Across the pond, the British series, Survivors (1975 - 1977) depicted a post-apocalyptic world of another sort.. A plague (again caused by an irresponsible scientist) wiped out most of the civilized world, sending the survivors back to a Dark Age with no electricity, no running water, and no law.
In 1977, Logan's Run -- a TV series based on the film -- was set in the 23rd century. Survivors of a war now inhabited a City of Domes, and had to face mandatory death at age 30 or flee the city for the wilds outside, in hopes of finding the mythical Sanctuary.
In the mid-1980s, Captain Power and the Soldiers of the Future (1987) was set after the Metal Wars, in 2147 AD, and pit a handful of mankind's survivors against the forces of the A.I., and Lord Dread (David Hemblen).

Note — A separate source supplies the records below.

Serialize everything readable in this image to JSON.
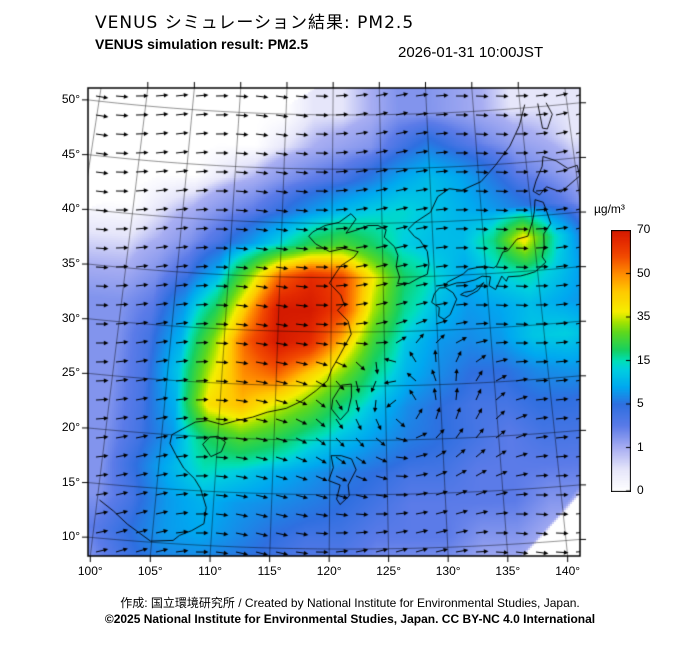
{
  "header": {
    "title_jp": "VENUS シミュレーション結果: PM2.5",
    "title_en": "VENUS simulation result: PM2.5",
    "timestamp": "2026-01-31 10:00JST"
  },
  "footer": {
    "credit": "作成: 国立環境研究所 / Created by National Institute for Environmental Studies, Japan.",
    "license": "©2025 National Institute for Environmental Studies, Japan. CC BY-NC 4.0 International"
  },
  "chart_data": {
    "type": "heatmap",
    "title": "VENUS simulation result: PM2.5",
    "variable": "PM2.5 surface concentration",
    "units": "µg/m³",
    "timestamp": "2026-01-31 10:00JST",
    "axes": {
      "lon_ticks": [
        100,
        105,
        110,
        115,
        120,
        125,
        130,
        135,
        140
      ],
      "lat_ticks": [
        50,
        45,
        40,
        35,
        30,
        25,
        20,
        15,
        10
      ],
      "degree_suffix": "°"
    },
    "colorbar": {
      "label": "µg/m³",
      "tick_values": [
        70,
        50,
        35,
        15,
        5,
        1,
        0
      ]
    },
    "colormap_stops": [
      [
        0,
        "#ffffff"
      ],
      [
        0.5,
        "#e6e6fa"
      ],
      [
        1,
        "#a8aef2"
      ],
      [
        3,
        "#5b7be8"
      ],
      [
        5,
        "#2f6fe0"
      ],
      [
        9,
        "#00a8f0"
      ],
      [
        13,
        "#00cfe0"
      ],
      [
        15,
        "#00dfb8"
      ],
      [
        20,
        "#16d060"
      ],
      [
        28,
        "#5cd81e"
      ],
      [
        33,
        "#a6e400"
      ],
      [
        37,
        "#f5ee00"
      ],
      [
        44,
        "#ffc800"
      ],
      [
        50,
        "#ff8c00"
      ],
      [
        58,
        "#f24a00"
      ],
      [
        65,
        "#e42a00"
      ],
      [
        70,
        "#d41a00"
      ]
    ],
    "projection": {
      "type": "equidistant_conic",
      "lon0": 121.5,
      "cone_n": 0.28,
      "apex_rho": 3.5236
    },
    "grid": {
      "lon_start": 100,
      "lon_step": 3,
      "lat_start": 50,
      "lat_step": -3,
      "lons": [
        100,
        103,
        106,
        109,
        112,
        115,
        118,
        121,
        124,
        127,
        130,
        133,
        136,
        139,
        142,
        145
      ],
      "lats": [
        50,
        47,
        44,
        41,
        38,
        35,
        32,
        29,
        26,
        23,
        20,
        17,
        14,
        11,
        8
      ],
      "values": [
        [
          0,
          0,
          0,
          0,
          0,
          0,
          0.5,
          0.5,
          1,
          2,
          2,
          1.5,
          1,
          0.5,
          0.5,
          0.5
        ],
        [
          0,
          0,
          0,
          0,
          0,
          0.5,
          1,
          1.5,
          2,
          4,
          6,
          4,
          2.5,
          1.5,
          1,
          0.5
        ],
        [
          0,
          0,
          0,
          0.5,
          1,
          2,
          3,
          4,
          6,
          9,
          11,
          9,
          6,
          3,
          2,
          1
        ],
        [
          0,
          0.5,
          1,
          2,
          3,
          5,
          8,
          11,
          13,
          14,
          12,
          10,
          8,
          6,
          4,
          2
        ],
        [
          0.5,
          1,
          2,
          4,
          8,
          14,
          22,
          26,
          20,
          13,
          11,
          11,
          18,
          40,
          15,
          5
        ],
        [
          1,
          2,
          4,
          10,
          30,
          55,
          65,
          60,
          38,
          20,
          14,
          9,
          13,
          16,
          12,
          7
        ],
        [
          2,
          3,
          8,
          20,
          45,
          70,
          70,
          60,
          33,
          17,
          11,
          8,
          9,
          11,
          9,
          7
        ],
        [
          2,
          4,
          10,
          30,
          55,
          70,
          65,
          45,
          24,
          12,
          8,
          7,
          8,
          12,
          13,
          10
        ],
        [
          2,
          4,
          12,
          35,
          50,
          55,
          42,
          30,
          17,
          10,
          7,
          5,
          5,
          7,
          8,
          8
        ],
        [
          2,
          4,
          10,
          40,
          45,
          35,
          28,
          18,
          11,
          7,
          5,
          4,
          4,
          5,
          5,
          4
        ],
        [
          2,
          4,
          8,
          20,
          26,
          22,
          15,
          11,
          8,
          6,
          5,
          4,
          3,
          4,
          4,
          3
        ],
        [
          2,
          5,
          10,
          15,
          13,
          10,
          8,
          6,
          5,
          4,
          4,
          3,
          3,
          3,
          3,
          3
        ],
        [
          2,
          4,
          8,
          10,
          8,
          7,
          6,
          5,
          4,
          3,
          3,
          3,
          3,
          2,
          2,
          1
        ],
        [
          3,
          5,
          8,
          9,
          7,
          5,
          4,
          4,
          3,
          3,
          3,
          2,
          2,
          1,
          1,
          0
        ],
        [
          2,
          4,
          6,
          6,
          5,
          4,
          3,
          3,
          2,
          2,
          2,
          1,
          1,
          0,
          0,
          0
        ]
      ]
    },
    "domain_mask": {
      "nw_edge": {
        "lat0": 42.5,
        "slope": 0.55,
        "lon_ref": 100
      },
      "se_edge": {
        "lat0": 9.5,
        "slope": 1.0,
        "lon_ref": 137
      },
      "fringe_deg": 1.2
    },
    "wind": {
      "base_u": 0.55,
      "base_v": 0.05,
      "lat_shear": 0.022,
      "wave_amp": 0.18,
      "wave_k": 0.28,
      "vortices": [
        {
          "lon": 127,
          "lat": 21,
          "strength": 3.2,
          "radius": 6
        }
      ]
    },
    "coastlines": {
      "asia_main": [
        [
          100.2,
          13.5
        ],
        [
          101.5,
          12.6
        ],
        [
          102.8,
          11.5
        ],
        [
          104.9,
          10.1
        ],
        [
          106.8,
          10.3
        ],
        [
          107.3,
          10.8
        ],
        [
          108.3,
          11.3
        ],
        [
          109.3,
          12
        ],
        [
          109.4,
          13.5
        ],
        [
          108.8,
          15.2
        ],
        [
          108.2,
          16.1
        ],
        [
          107.2,
          17
        ],
        [
          106.4,
          18.2
        ],
        [
          105.8,
          19.2
        ],
        [
          105.9,
          20
        ],
        [
          106.8,
          20.6
        ],
        [
          107.9,
          21.3
        ],
        [
          109,
          21.5
        ],
        [
          110.3,
          21.2
        ],
        [
          111.5,
          21.6
        ],
        [
          113,
          22
        ],
        [
          114.3,
          22.5
        ],
        [
          116,
          22.9
        ],
        [
          117.4,
          23.6
        ],
        [
          118.7,
          24.6
        ],
        [
          119.7,
          25.5
        ],
        [
          120.1,
          26.6
        ],
        [
          120.9,
          28
        ],
        [
          121.9,
          29.8
        ],
        [
          121.6,
          31
        ],
        [
          120.6,
          32
        ],
        [
          121.2,
          32.6
        ],
        [
          120.9,
          33.4
        ],
        [
          119.8,
          34.5
        ],
        [
          120.4,
          35.4
        ],
        [
          120.9,
          36.1
        ],
        [
          122.2,
          36.9
        ],
        [
          122.6,
          37.4
        ],
        [
          121.2,
          37.7
        ],
        [
          119.8,
          37.4
        ],
        [
          118.4,
          38.1
        ],
        [
          117.7,
          38.8
        ],
        [
          118.1,
          39.2
        ],
        [
          119.3,
          39.8
        ],
        [
          120.7,
          40.1
        ],
        [
          121.9,
          40.9
        ],
        [
          122.4,
          40.4
        ],
        [
          121.4,
          39.1
        ],
        [
          122.5,
          39.4
        ],
        [
          123.6,
          39.8
        ],
        [
          124.6,
          39.8
        ],
        [
          125.4,
          39.4
        ],
        [
          125.2,
          38.7
        ],
        [
          126.2,
          37.8
        ],
        [
          126.5,
          37
        ],
        [
          126.3,
          36
        ],
        [
          126.6,
          35
        ],
        [
          126.4,
          34.4
        ],
        [
          127.5,
          34.4
        ],
        [
          128.5,
          34.9
        ],
        [
          129.3,
          35.2
        ],
        [
          129.5,
          36.1
        ],
        [
          129.4,
          37.3
        ],
        [
          128.7,
          38.4
        ],
        [
          128.2,
          38.7
        ],
        [
          127.6,
          39.4
        ],
        [
          128.3,
          40
        ],
        [
          129.9,
          40.9
        ],
        [
          130.7,
          42.3
        ],
        [
          131.9,
          43
        ],
        [
          133.2,
          42.8
        ],
        [
          135.2,
          43.5
        ],
        [
          136.8,
          44.9
        ],
        [
          138.5,
          46.6
        ],
        [
          139.7,
          48.4
        ],
        [
          140.5,
          50.3
        ]
      ],
      "honshu": [
        [
          140.5,
          41.5
        ],
        [
          141.3,
          41.2
        ],
        [
          141.5,
          40.5
        ],
        [
          141.8,
          39.2
        ],
        [
          141,
          38.3
        ],
        [
          140.9,
          37.2
        ],
        [
          140.6,
          36.2
        ],
        [
          140.9,
          35.7
        ],
        [
          139.8,
          34.9
        ],
        [
          138.9,
          34.7
        ],
        [
          138.3,
          34.6
        ],
        [
          137.1,
          34.6
        ],
        [
          136.9,
          34.2
        ],
        [
          136.5,
          34.7
        ],
        [
          135.8,
          33.5
        ],
        [
          135.2,
          33.9
        ],
        [
          135.4,
          34.7
        ],
        [
          134.6,
          34.8
        ],
        [
          133.9,
          34.5
        ],
        [
          132.9,
          34.3
        ],
        [
          132.1,
          34.3
        ],
        [
          131,
          34
        ],
        [
          131.2,
          34.4
        ],
        [
          132.8,
          35.1
        ],
        [
          133.3,
          35.5
        ],
        [
          134.8,
          35.7
        ],
        [
          135.8,
          35.5
        ],
        [
          136.1,
          35.7
        ],
        [
          136.8,
          36.9
        ],
        [
          137.3,
          37
        ],
        [
          138.3,
          38
        ],
        [
          139.4,
          38.2
        ],
        [
          140,
          39.5
        ],
        [
          140.3,
          40.4
        ],
        [
          140.5,
          41.5
        ]
      ],
      "hokkaido": [
        [
          140.4,
          42.3
        ],
        [
          141,
          41.9
        ],
        [
          141.8,
          42.6
        ],
        [
          143.2,
          42
        ],
        [
          144.8,
          43
        ],
        [
          145.3,
          43.3
        ],
        [
          145.2,
          44.3
        ],
        [
          144.2,
          44.1
        ],
        [
          143.1,
          44.9
        ],
        [
          141.8,
          45.4
        ],
        [
          141.6,
          44.5
        ],
        [
          140.8,
          43.2
        ],
        [
          140.4,
          42.3
        ]
      ],
      "kyushu": [
        [
          130.4,
          33.9
        ],
        [
          131,
          33.9
        ],
        [
          131.7,
          33.4
        ],
        [
          132,
          32.8
        ],
        [
          131.3,
          31.4
        ],
        [
          130.7,
          31
        ],
        [
          130.2,
          31.3
        ],
        [
          130.3,
          32.1
        ],
        [
          129.6,
          32.6
        ],
        [
          129.9,
          33.4
        ],
        [
          130.4,
          33.9
        ]
      ],
      "shikoku": [
        [
          132.8,
          33.4
        ],
        [
          133.6,
          33.5
        ],
        [
          134.7,
          34.2
        ],
        [
          134.1,
          33.5
        ],
        [
          133,
          33
        ],
        [
          132.4,
          33.2
        ],
        [
          132.8,
          33.4
        ]
      ],
      "taiwan": [
        [
          121.9,
          25.2
        ],
        [
          121,
          25.1
        ],
        [
          120.2,
          23.8
        ],
        [
          120.1,
          22.9
        ],
        [
          120.9,
          21.9
        ],
        [
          121.6,
          22.7
        ],
        [
          121.9,
          24
        ],
        [
          121.9,
          25.2
        ]
      ],
      "hainan": [
        [
          108.7,
          19.3
        ],
        [
          109.3,
          20
        ],
        [
          110,
          20.1
        ],
        [
          110.7,
          19.6
        ],
        [
          110.4,
          18.7
        ],
        [
          109.5,
          18.2
        ],
        [
          108.7,
          19.3
        ]
      ],
      "luzon": [
        [
          120.1,
          18.6
        ],
        [
          121,
          18.6
        ],
        [
          121.9,
          18.3
        ],
        [
          122.3,
          17.3
        ],
        [
          121.6,
          15.9
        ],
        [
          121.7,
          14.9
        ],
        [
          120.9,
          14.1
        ],
        [
          120.6,
          14.6
        ],
        [
          120.9,
          15.9
        ],
        [
          119.9,
          16.3
        ],
        [
          120.3,
          17.5
        ],
        [
          120.1,
          18.6
        ]
      ],
      "sakhalin": [
        [
          141.9,
          50.3
        ],
        [
          142.1,
          48
        ],
        [
          142.6,
          47.9
        ],
        [
          143.3,
          49.2
        ],
        [
          142.8,
          50.3
        ]
      ]
    }
  }
}
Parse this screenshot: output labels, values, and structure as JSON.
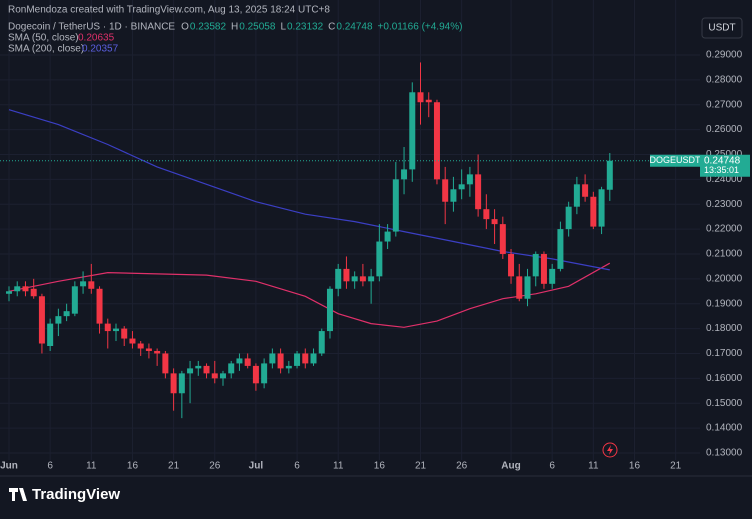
{
  "header": {
    "credit": "RonMendoza created with TradingView.com, Aug 13, 2025 18:24 UTC+8",
    "symbol": "Dogecoin / TetherUS · 1D · BINANCE",
    "ohlc_letters": [
      "O",
      "H",
      "L",
      "C"
    ],
    "change": "+0.01166 (+4.94%)",
    "currency": "USDT",
    "ticker": "DOGEUSDT",
    "countdown": "13:35:01",
    "brand": "TradingView"
  },
  "chart_data": {
    "type": "candlestick",
    "x": [
      0,
      1,
      2,
      3,
      4,
      5,
      6,
      7,
      8,
      9,
      10,
      11,
      12,
      13,
      14,
      15,
      16,
      17,
      18,
      19,
      20,
      21,
      22,
      23,
      24,
      25,
      26,
      27,
      28,
      29,
      30,
      31,
      32,
      33,
      34,
      35,
      36,
      37,
      38,
      39,
      40,
      41,
      42,
      43,
      44,
      45,
      46,
      47,
      48,
      49,
      50,
      51,
      52,
      53,
      54,
      55,
      56,
      57,
      58,
      59,
      60,
      61,
      62,
      63,
      64,
      65,
      66,
      67,
      68,
      69,
      70,
      71,
      72,
      73
    ],
    "open": [
      0.194,
      0.195,
      0.197,
      0.196,
      0.193,
      0.173,
      0.182,
      0.185,
      0.186,
      0.197,
      0.199,
      0.196,
      0.182,
      0.179,
      0.18,
      0.176,
      0.174,
      0.172,
      0.171,
      0.17,
      0.162,
      0.154,
      0.162,
      0.164,
      0.165,
      0.162,
      0.16,
      0.162,
      0.166,
      0.168,
      0.165,
      0.158,
      0.166,
      0.17,
      0.164,
      0.165,
      0.17,
      0.166,
      0.17,
      0.179,
      0.196,
      0.204,
      0.199,
      0.201,
      0.199,
      0.201,
      0.215,
      0.219,
      0.24,
      0.244,
      0.275,
      0.272,
      0.271,
      0.24,
      0.231,
      0.236,
      0.238,
      0.242,
      0.228,
      0.224,
      0.222,
      0.21,
      0.201,
      0.192,
      0.201,
      0.21,
      0.198,
      0.204,
      0.22,
      0.229,
      0.238,
      0.233,
      0.221,
      0.23582
    ],
    "high": [
      0.197,
      0.199,
      0.199,
      0.2,
      0.194,
      0.184,
      0.188,
      0.19,
      0.199,
      0.203,
      0.206,
      0.197,
      0.184,
      0.182,
      0.181,
      0.179,
      0.175,
      0.174,
      0.172,
      0.171,
      0.164,
      0.163,
      0.167,
      0.167,
      0.166,
      0.167,
      0.163,
      0.167,
      0.17,
      0.17,
      0.166,
      0.168,
      0.172,
      0.172,
      0.167,
      0.171,
      0.172,
      0.172,
      0.18,
      0.197,
      0.206,
      0.209,
      0.203,
      0.206,
      0.204,
      0.222,
      0.222,
      0.247,
      0.253,
      0.279,
      0.287,
      0.275,
      0.272,
      0.245,
      0.241,
      0.244,
      0.245,
      0.25,
      0.234,
      0.228,
      0.225,
      0.212,
      0.206,
      0.204,
      0.211,
      0.211,
      0.206,
      0.223,
      0.231,
      0.241,
      0.242,
      0.235,
      0.237,
      0.25058
    ],
    "low": [
      0.191,
      0.193,
      0.193,
      0.192,
      0.17,
      0.171,
      0.177,
      0.183,
      0.185,
      0.194,
      0.194,
      0.178,
      0.172,
      0.175,
      0.173,
      0.172,
      0.169,
      0.168,
      0.165,
      0.16,
      0.147,
      0.144,
      0.15,
      0.161,
      0.16,
      0.158,
      0.157,
      0.16,
      0.163,
      0.164,
      0.155,
      0.156,
      0.164,
      0.162,
      0.162,
      0.164,
      0.164,
      0.165,
      0.169,
      0.176,
      0.193,
      0.196,
      0.196,
      0.197,
      0.19,
      0.199,
      0.212,
      0.217,
      0.234,
      0.239,
      0.262,
      0.265,
      0.238,
      0.222,
      0.227,
      0.232,
      0.233,
      0.225,
      0.22,
      0.214,
      0.208,
      0.198,
      0.191,
      0.189,
      0.197,
      0.196,
      0.196,
      0.203,
      0.217,
      0.226,
      0.231,
      0.22,
      0.218,
      0.23132
    ],
    "close": [
      0.195,
      0.197,
      0.195,
      0.193,
      0.174,
      0.182,
      0.185,
      0.187,
      0.197,
      0.199,
      0.196,
      0.182,
      0.179,
      0.18,
      0.176,
      0.174,
      0.172,
      0.171,
      0.17,
      0.162,
      0.154,
      0.162,
      0.164,
      0.165,
      0.162,
      0.16,
      0.162,
      0.166,
      0.168,
      0.165,
      0.158,
      0.166,
      0.17,
      0.164,
      0.165,
      0.17,
      0.166,
      0.17,
      0.179,
      0.196,
      0.204,
      0.199,
      0.201,
      0.199,
      0.201,
      0.215,
      0.219,
      0.24,
      0.244,
      0.275,
      0.271,
      0.271,
      0.24,
      0.231,
      0.236,
      0.238,
      0.242,
      0.228,
      0.224,
      0.222,
      0.21,
      0.201,
      0.192,
      0.201,
      0.21,
      0.198,
      0.204,
      0.22,
      0.229,
      0.238,
      0.233,
      0.221,
      0.236,
      0.24748
    ],
    "up_color": "#22ab94",
    "down_color": "#f23645",
    "series": [
      {
        "name": "SMA (50, close)",
        "color": "#e0306a",
        "last": 0.20635,
        "x": [
          0,
          6,
          12,
          18,
          24,
          30,
          36,
          40,
          44,
          48,
          52,
          56,
          60,
          64,
          68,
          73
        ],
        "values": [
          0.195,
          0.199,
          0.2025,
          0.202,
          0.2015,
          0.199,
          0.193,
          0.186,
          0.182,
          0.1805,
          0.183,
          0.188,
          0.192,
          0.194,
          0.197,
          0.2063
        ]
      },
      {
        "name": "SMA (200, close)",
        "color": "#3b3fc4",
        "last": 0.20357,
        "x": [
          0,
          6,
          12,
          18,
          24,
          30,
          36,
          42,
          48,
          54,
          60,
          66,
          73
        ],
        "values": [
          0.268,
          0.262,
          0.254,
          0.245,
          0.238,
          0.231,
          0.226,
          0.223,
          0.219,
          0.215,
          0.211,
          0.208,
          0.2036
        ]
      }
    ],
    "xlim": [
      -1.094,
      83.96
    ],
    "xticks": [
      {
        "value": 0,
        "label": "Jun"
      },
      {
        "value": 5,
        "label": "6"
      },
      {
        "value": 10,
        "label": "11"
      },
      {
        "value": 15,
        "label": "16"
      },
      {
        "value": 20,
        "label": "21"
      },
      {
        "value": 25,
        "label": "26"
      },
      {
        "value": 30,
        "label": "Jul"
      },
      {
        "value": 35,
        "label": "6"
      },
      {
        "value": 40,
        "label": "11"
      },
      {
        "value": 45,
        "label": "16"
      },
      {
        "value": 50,
        "label": "21"
      },
      {
        "value": 55,
        "label": "26"
      },
      {
        "value": 61,
        "label": "Aug"
      },
      {
        "value": 66,
        "label": "6"
      },
      {
        "value": 71,
        "label": "11"
      },
      {
        "value": 76,
        "label": "16"
      },
      {
        "value": 81,
        "label": "21"
      }
    ],
    "ylim": [
      0.12717,
      0.3121
    ],
    "yticks": [
      {
        "value": 0.13,
        "label": "0.13000"
      },
      {
        "value": 0.14,
        "label": "0.14000"
      },
      {
        "value": 0.15,
        "label": "0.15000"
      },
      {
        "value": 0.16,
        "label": "0.16000"
      },
      {
        "value": 0.17,
        "label": "0.17000"
      },
      {
        "value": 0.18,
        "label": "0.18000"
      },
      {
        "value": 0.19,
        "label": "0.19000"
      },
      {
        "value": 0.2,
        "label": "0.20000"
      },
      {
        "value": 0.21,
        "label": "0.21000"
      },
      {
        "value": 0.22,
        "label": "0.22000"
      },
      {
        "value": 0.23,
        "label": "0.23000"
      },
      {
        "value": 0.24,
        "label": "0.24000"
      },
      {
        "value": 0.25,
        "label": "0.25000"
      },
      {
        "value": 0.26,
        "label": "0.26000"
      },
      {
        "value": 0.27,
        "label": "0.27000"
      },
      {
        "value": 0.28,
        "label": "0.28000"
      },
      {
        "value": 0.29,
        "label": "0.29000"
      }
    ],
    "grid": true
  }
}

The X-Files (1993 - 2002) episode "Amor Fati," in the seventh season, featured a glimpse of a post-apocalyptic, post-colonization world, in which the human race was wiped out by aliens.
In 2006, Jericho ran for two seasons on CBS, and involved a town in Kansas that had survived a limited nuclear war, one in which 23 American cities were hit.
The most popular post-apocalyptic series in history, perhaps, is The Walking Dead (2010 - ). In this program, of course, a zombie apocalypse burns through the world, destroying modern civilization, and leaving behind a handful of rag-tag survivors to start anew.
Revolution (2012 - 2014), meanwhile, was a series from Eric Kripke set fifteen years after the electrical grid permanently went down, and post-apocalypse America was separated into several warring states.